The grammatical category is a unity of form and content. The content of a grammatical category is called grammatical meaning. Grammatical categories can be morphological or syntactic.

Morphological categories are of two different kinds – word classes (parts of speech) and abstract distinctions which are made by means of word classes (e.g. number, tense, etc.).

Syntactic categories are divided into phrase categories and sentence categories.

Fig. 2.2. Types of linguistic categories

2. Levels of language structure and their units

The units of language form a hierarchy of levels. Units of each higher level are formed of units of the level below. The longer (in linear progression) the unit is, the higher is its place in the hierarchy of levels. But this hierarchical relation does not amount to composition: units of a higher level necessarily exhibit such functional properties which units of a lower level do not have.

Levels of Language Structure

Units of Language (abstractions)

Units of Speech (instantiations)

Syntactic

Sentence

Utterance

Lexemic

Word

Word-Form

Morphemic

Morpheme

Morph

Phonemic

Phoneme

Phone

Fig. 2.3. Levels of language structure and their units

2.1. Phonemic level

The smallest units of language are phonemes. Each phoneme of a given language may be regarded as opposed to other phonemes in some acoustic and articulatory features which are called distinctive features. The formal definition of a distinctive feature is as follows: an articulatory feature that serves to distinguish speech sounds.

In phonology, these distinctive features are traditionally viewed as binary features. In other words, a speech sound can be described in terms of whether it has a positive or a negative value for a certain feature.

Phonemes (the units of the feature level) are unilateral (one-sided), i.e. in contrast to units of the semantic level (morphemes, words, sentences), they carry no meaning of their own. By themselves, they are incapable of denoting anything pertaining to extralinguistic reality. Yet they are important for the expression of meaning: they help to differentiate units of semantic levels.

To establish a set of phonemes in any given language we must disregard all the sounds the difference between which is accounted for by their position alone. For example [i:] in an open syllable and [i] followed by a voiceless consonant, as in seeseat. In the English language they are never found in the same environment (the sounds which immediately precede or follow). They are positional variants (allophones) of one and the same phoneme [i:].

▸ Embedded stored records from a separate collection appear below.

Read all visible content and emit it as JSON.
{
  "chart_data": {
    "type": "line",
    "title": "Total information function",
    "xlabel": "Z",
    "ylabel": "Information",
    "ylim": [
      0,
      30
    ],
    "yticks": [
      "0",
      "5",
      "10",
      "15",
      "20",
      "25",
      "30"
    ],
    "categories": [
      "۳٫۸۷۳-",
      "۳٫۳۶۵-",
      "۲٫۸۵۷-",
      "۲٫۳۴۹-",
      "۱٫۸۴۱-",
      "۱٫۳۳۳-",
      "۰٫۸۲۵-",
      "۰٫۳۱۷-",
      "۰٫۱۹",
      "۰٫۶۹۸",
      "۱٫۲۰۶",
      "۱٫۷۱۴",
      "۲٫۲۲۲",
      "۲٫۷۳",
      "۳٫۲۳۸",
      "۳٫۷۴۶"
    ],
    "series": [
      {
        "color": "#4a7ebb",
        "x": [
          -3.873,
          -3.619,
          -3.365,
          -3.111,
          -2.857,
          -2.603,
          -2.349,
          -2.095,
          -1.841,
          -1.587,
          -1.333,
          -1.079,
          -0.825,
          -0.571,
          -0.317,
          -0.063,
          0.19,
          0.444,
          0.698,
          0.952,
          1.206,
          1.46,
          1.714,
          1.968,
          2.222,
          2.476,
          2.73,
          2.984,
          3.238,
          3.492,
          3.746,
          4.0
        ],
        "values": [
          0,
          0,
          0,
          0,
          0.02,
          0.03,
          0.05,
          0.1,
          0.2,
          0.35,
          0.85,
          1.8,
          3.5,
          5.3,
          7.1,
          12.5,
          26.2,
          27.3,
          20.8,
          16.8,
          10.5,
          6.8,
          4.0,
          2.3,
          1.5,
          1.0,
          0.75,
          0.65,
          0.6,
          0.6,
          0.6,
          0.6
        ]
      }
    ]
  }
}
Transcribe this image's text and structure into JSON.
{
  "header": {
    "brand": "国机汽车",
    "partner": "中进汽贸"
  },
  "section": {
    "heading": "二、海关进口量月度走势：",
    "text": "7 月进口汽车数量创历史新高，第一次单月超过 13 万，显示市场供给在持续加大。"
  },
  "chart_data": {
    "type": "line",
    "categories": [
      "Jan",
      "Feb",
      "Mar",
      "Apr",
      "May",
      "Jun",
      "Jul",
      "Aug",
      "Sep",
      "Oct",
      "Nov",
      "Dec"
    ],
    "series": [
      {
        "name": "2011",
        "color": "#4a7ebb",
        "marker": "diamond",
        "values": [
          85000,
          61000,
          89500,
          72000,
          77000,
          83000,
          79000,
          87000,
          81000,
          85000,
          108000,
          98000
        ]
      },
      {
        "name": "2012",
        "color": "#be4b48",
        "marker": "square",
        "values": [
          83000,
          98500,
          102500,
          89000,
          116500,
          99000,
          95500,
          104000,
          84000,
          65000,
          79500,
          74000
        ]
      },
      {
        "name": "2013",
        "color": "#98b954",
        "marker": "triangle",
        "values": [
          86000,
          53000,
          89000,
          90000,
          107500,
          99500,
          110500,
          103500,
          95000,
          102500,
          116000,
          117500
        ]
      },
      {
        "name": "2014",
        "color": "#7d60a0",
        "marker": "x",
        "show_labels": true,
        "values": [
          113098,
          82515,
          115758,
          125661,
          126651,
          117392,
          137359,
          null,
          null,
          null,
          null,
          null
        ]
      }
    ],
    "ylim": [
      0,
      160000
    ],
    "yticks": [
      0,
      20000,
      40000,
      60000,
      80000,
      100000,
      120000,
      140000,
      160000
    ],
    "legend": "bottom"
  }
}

Thus if two or more sounds never occur in the same environment, they are not different phonemes, but only positional variants (allophones) of a particular phoneme. In other terms, these sounds are found to be in complementary distribution, i.e. their distributions (sums total of their environments) complement each other to cover the whole distribution of the phoneme ([i:] in our example) of which they are allophones.

If two or more variants of one and the same phoneme do occur in the same environment, and the choice of a particular variant depends upon the speaker (to be more exact, on his individual manner of speaking) the variants are said to be in free variation (e.g. burring, lisping).